Why are there people whose upon-waking selves cannot be trusted to act in accordance with their before-sleeping selves

I hate it I hate it I hate it I hate it

Burn it down with CRISPR

I am never letting anyone talk me into waking them up again let them handle their own motivational structures I CANNOT

I hate it I hate it I hate it I hate it

 

extrakatamiba:

I’m confused because I thought this was the purpose of alarm clocks.

 

extrakatamiba:

Like in the very recent past when everyone did not have portable alarm clocks in their pockets 24/7, I can understand asking someone to wake you up at a specific time. But that problem now seems completely solved.

 

sinesalvatorem:

I would also expect this, but here we are.

 

h3lldalg0:

Alarm clocks don’t exactly work on me because I can turn them off before I’m fully awake. I even had one that made me solve a math problem and sleepy Mack would do it and fall right back asleep.
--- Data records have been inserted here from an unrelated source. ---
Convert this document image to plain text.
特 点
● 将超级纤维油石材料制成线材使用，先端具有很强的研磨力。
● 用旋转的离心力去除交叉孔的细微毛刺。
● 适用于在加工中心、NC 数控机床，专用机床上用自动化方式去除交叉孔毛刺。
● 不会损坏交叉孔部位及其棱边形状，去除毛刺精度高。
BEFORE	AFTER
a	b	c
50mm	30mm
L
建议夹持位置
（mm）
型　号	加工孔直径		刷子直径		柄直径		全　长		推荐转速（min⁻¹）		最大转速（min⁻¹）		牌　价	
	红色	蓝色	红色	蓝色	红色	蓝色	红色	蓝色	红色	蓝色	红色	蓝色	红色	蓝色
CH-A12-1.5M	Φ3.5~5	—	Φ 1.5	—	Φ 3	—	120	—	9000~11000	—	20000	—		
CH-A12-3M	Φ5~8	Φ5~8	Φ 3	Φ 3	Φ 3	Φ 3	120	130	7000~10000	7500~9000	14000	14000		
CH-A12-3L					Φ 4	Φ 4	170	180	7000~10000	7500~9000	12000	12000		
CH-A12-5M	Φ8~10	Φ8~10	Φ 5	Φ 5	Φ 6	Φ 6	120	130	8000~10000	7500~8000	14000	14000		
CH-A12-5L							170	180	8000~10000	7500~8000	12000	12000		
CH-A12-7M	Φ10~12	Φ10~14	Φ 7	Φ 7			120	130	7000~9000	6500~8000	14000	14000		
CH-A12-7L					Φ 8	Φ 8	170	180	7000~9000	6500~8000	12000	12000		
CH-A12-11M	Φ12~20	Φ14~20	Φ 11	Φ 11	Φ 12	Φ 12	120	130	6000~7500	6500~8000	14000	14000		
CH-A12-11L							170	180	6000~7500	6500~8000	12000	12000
I have to put my phone across the room wrapped in a piece of paper that says WAKE THE FUCK UP and make sure I have like five alarms in a row set at times that will surprise my morning self but not spaced far enough apart that I can get back to sleep between them.

My mom used to have to bribe my siblings to wake me up on weekends or I would sleep nearly sixteen hours.

 

jadagul:

Yeah. You ask someone to wake you up because your before-sleeping self doesn’t trust your upon-waking self.

The job of the person you’re asking to wake you up is not to disturb you out of sleep. It’s to be annoying enough that you can’t just go back to sleep.

Personally, I’m not particularly difficult to wake up or in a particularly bad mood when I do, but I still prefer having people wake me up. This is because I only rarely need to wake up at a specific time, which means I’m not *accustomed* to alarm clocks, which means I don’t *trust* alarm clocks. Sapient alarms are smart enough to know if their first attempt has failed to wake me, and can then try various things until they succeed.

Would an alarm clock successfully wake me? Probably. But I’m not *confident* of it (because I don’t have a long track record of success), so the am-I-going-to-sleep-through-my-alarm anxiety means I don’t sleep nearly as well. (I’d also *probably* wake up on my own slightly before the alarm (regardless of what form of alarm), but again not confidently.)

(It occurs to me that you don’t actually need full-on sapience to be smart enough to know whether your first attempt has failed, and that we’ve probably reached a tech level where computers can do this (if you’re wearing a monitor bracelet, anyway). But I don’t own a monitor bracelet, and I don’t think I’d bother getting one just for this (the whole reason I’m *having* this problem is precisely because it’s not something that comes up much).)